Proof. Let $T' \subset V$ be the complement of the maximal open over which $f|_ U$ is an isomorphism. Then $T', T$ are closed in $V$ and $T \cap T' = \emptyset $. Since $V$ is a spectral topological space, we can find constructible closed subsets $T_ c, T'_ c$ with $T \subset T_ c$, $T' \subset T'_ c$ such that $T_ c \cap T'_ c = \emptyset $ (choose a quasi-compact open $W$ of $V$ containing $T'$ not meeting $T$ and set $T_ c = V \setminus W$, then choose a quasi-compact open $W'$ of $V$ containing $T_ c$ not meeting $T'$ and set $T'_ c = V \setminus W'$).
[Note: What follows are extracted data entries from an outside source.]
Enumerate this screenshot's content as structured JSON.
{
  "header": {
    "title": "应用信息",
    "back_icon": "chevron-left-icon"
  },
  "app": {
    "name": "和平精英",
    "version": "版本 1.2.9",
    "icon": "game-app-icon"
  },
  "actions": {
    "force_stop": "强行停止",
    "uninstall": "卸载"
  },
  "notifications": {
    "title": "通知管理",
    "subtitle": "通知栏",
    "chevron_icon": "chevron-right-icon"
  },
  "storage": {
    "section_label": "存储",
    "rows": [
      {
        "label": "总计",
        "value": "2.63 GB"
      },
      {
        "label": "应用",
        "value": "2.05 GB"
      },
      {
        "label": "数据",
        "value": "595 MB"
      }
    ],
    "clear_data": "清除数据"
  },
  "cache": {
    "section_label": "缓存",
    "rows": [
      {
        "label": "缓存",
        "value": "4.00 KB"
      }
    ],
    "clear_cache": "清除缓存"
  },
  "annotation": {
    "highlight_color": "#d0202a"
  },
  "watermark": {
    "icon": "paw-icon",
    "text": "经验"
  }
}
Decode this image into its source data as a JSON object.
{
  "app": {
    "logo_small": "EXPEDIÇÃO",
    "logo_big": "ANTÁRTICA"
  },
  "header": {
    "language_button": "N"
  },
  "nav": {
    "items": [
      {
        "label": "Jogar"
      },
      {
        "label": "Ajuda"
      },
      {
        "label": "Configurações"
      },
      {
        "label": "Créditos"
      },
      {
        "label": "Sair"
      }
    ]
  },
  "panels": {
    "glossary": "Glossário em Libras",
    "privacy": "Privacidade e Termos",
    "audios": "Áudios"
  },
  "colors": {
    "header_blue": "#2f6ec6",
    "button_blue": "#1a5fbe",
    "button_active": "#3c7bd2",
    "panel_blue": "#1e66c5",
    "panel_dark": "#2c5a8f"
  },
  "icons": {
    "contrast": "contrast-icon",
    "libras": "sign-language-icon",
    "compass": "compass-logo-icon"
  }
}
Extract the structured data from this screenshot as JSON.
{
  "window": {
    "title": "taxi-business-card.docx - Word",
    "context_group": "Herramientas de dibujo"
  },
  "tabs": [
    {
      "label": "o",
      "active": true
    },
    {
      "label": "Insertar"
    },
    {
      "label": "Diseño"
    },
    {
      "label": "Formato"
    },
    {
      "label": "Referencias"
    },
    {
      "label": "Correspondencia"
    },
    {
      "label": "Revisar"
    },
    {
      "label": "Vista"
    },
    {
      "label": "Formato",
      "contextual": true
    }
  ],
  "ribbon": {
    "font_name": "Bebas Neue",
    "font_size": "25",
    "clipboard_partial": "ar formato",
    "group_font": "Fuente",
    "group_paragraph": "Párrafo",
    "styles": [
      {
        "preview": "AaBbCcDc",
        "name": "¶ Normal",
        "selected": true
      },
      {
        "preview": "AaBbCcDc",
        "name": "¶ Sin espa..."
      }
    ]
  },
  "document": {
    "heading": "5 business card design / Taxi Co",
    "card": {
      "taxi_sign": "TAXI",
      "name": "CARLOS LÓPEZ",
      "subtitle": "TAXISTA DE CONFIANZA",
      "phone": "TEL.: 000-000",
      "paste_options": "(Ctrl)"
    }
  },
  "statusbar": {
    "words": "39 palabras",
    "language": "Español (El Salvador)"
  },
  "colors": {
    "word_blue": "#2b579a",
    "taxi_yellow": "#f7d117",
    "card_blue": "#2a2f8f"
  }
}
By Lemma 38.33.2 we may, after replacing $Y$ by a $V$-admissible blowing up, assume that $T_ c$ and $T'_ c$ have disjoint closures in $Y$. Set $Y_0 = Y \setminus \overline{T}'_ c$, $V_0 = V \setminus T'_ c$, $U_0 = U \times _ V V_0$, and $X_0 = X \times _ Y Y_0$. Since $U_0 \to V_0$ is an isomorphism, we can find a $V_0$-admissible blowing up $Y'_0 \to Y_0$ such that the strict transform $X'_0$ of $X_0$ maps isomorphically to $Y'_0$, see Lemma 38.31.3. By Divisors, Lemma 31.34.3 there exists a $V$-admissible blow up $Y' \to Y$ whose restriction to $Y_0$ is $Y'_0 \to Y_0$. If $f' : X' \to Y'$ denotes the strict transform of $f$, then we see what we want is true because $f'$ restricts to an isomorphism over $Y'_0$. $\square$